Belanger (Emerson): Common assets and systems typically have common problems and impacts on a business. Emerson uses these commonalities as a starting point to develop models that can be used hundreds or thousands of times across many clients with minimal customization. Organizations can use these models to effectively and efficiently simulate common assets such as compressors, distillation columns, heat exchangers, pumps, valves, generators, and turbines, making advanced analytics more achievable and sustainable.
Many models for high-impact, known problems can be applied across industries or organizations because the models are built for common equipment. As Emerson expands solutions to address business problems for complex systems and processes, more specific models are possible and will be useful to target a company or plant’s unique environment.
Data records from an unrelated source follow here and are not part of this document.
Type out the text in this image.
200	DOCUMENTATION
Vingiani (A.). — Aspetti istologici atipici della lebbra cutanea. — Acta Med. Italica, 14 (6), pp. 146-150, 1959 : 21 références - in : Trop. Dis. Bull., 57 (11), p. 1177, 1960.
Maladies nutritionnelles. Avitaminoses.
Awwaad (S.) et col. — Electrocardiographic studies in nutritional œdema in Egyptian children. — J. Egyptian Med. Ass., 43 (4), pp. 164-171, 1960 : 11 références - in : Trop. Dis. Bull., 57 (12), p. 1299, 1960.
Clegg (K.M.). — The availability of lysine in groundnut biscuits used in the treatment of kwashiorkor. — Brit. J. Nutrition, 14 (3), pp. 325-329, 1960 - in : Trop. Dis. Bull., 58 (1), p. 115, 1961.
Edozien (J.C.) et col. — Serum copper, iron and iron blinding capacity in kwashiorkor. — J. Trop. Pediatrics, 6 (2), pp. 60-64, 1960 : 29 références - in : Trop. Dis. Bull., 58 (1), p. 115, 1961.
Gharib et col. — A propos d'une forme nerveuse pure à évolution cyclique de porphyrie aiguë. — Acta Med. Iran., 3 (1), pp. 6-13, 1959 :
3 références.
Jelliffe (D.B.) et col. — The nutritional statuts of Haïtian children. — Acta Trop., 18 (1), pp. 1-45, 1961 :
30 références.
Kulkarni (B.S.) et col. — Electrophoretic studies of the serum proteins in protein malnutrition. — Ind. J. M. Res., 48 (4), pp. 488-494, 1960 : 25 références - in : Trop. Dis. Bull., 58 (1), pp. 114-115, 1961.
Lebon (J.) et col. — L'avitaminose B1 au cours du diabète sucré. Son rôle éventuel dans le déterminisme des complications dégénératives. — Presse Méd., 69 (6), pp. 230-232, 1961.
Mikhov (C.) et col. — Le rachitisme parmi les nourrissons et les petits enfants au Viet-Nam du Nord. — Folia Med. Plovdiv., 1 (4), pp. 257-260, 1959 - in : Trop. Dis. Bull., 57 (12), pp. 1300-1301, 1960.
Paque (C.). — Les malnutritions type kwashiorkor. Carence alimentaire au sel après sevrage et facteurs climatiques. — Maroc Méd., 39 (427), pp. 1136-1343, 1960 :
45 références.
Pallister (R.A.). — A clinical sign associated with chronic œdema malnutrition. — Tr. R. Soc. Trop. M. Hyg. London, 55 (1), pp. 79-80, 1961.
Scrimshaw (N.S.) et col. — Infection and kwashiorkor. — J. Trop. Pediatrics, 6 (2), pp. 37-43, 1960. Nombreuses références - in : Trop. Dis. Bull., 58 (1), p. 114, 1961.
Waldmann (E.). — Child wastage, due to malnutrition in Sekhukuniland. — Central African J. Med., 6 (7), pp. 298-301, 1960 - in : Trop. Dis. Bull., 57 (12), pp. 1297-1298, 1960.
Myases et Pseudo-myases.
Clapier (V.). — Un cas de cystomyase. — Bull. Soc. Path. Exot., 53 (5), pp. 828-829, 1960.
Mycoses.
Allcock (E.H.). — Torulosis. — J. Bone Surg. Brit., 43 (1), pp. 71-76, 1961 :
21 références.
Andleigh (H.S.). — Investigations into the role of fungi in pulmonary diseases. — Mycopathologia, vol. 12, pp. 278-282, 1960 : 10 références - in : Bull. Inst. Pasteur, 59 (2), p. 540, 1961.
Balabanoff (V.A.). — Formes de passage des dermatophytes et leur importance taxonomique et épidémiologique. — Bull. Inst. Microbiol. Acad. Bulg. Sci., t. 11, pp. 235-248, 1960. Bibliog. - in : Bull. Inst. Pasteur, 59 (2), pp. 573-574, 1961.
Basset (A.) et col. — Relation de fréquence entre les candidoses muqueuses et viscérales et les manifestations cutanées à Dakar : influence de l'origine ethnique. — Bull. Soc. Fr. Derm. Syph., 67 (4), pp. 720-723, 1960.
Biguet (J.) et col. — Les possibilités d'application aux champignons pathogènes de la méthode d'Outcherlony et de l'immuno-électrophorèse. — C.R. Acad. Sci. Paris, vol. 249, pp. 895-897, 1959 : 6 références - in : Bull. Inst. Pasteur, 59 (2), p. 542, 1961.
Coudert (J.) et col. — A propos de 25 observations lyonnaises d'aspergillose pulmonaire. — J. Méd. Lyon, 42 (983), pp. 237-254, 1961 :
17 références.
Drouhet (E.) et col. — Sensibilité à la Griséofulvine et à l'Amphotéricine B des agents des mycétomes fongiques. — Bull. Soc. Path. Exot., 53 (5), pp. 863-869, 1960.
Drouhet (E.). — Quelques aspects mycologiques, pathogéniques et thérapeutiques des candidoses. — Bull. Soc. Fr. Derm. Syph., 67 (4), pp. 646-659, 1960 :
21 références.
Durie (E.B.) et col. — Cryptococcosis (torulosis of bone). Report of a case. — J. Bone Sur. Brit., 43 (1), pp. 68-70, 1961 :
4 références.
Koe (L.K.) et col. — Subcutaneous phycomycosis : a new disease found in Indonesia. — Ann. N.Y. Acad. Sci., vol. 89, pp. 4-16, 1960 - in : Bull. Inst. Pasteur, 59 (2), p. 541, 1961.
When individual systems begin to vary greatly in configuration, engineering design, age, and monitoring techniques, there are more complex custom solutions that can be built from scratch and can deliver end user-specific insights.
PharmTech: What is the importance of detecting and addressing issues in real time?
Belanger (Emerson): The importance of detecting issues in real time is linked to the duration between the detection of a failure mode and the onset of a problem. For example, some electrical failures occur in a matter of minutes. Such a failure would require real-time or near-real-time detection to provide enough time for maintenance to intervene. On the other hand, failure modes such as bearing deterioration may take months to go from detection to failure. When the time to failure is that long, more intermittent monitoring may be appropriate.
While monitoring every piece of equipment in real time would be nice, an organization would need to be able to handle the volumes of data such monitoring would generate. Understanding that time to failure dictates real-time detection in only a handful of cases, most organizations opt to monitor many assets in near real-time or even using periodic readings, which still allows them plenty of time to react to problems.
If you are going to spend the effort and resources setting up and maintaining infrastructure to detect issues in real time, then you also need to be able to act in real time. Detection is only a part of the picture. Organizations also need to examine the established work management process so that significant lead time translates to timely and precise action.
PharmTech: Can you give some examples of detecting and addressing equipment failure modes in pharma manufacturing?
Belanger (Emerson): There are many examples of varying size and scope, but three examples in particular stand out. Emerson worked with one organization to develop a machine learning system that could detect sensor drift on a temperature sensor for a heat-treat skid. That implementation detected an aberration 60 days in advance, which allowed the organization to save a batch worth over $1 million.
Another organization used vibration analysis to detect misalignment and bearing failure on a chilled water system pump for a system performing batch experiments that require constant temperature. That system detected a failure 120 days in advance, saving batch experiments that, if lost, could have wasted months of time.
In one innovative example, a pharmaceutical organization used machine learning to capture knowledge and monitor systems with the objective of minimizing the impact of a potential loss of 25% of the organization’s workforce due to expected retirements.
What all successful examples have in common is that decision makers closely examined critical points of failure in the organization and developed solutions that gave the organization the time it needed to react efficiently but thoughtfully, to drive more positive outcomes overall.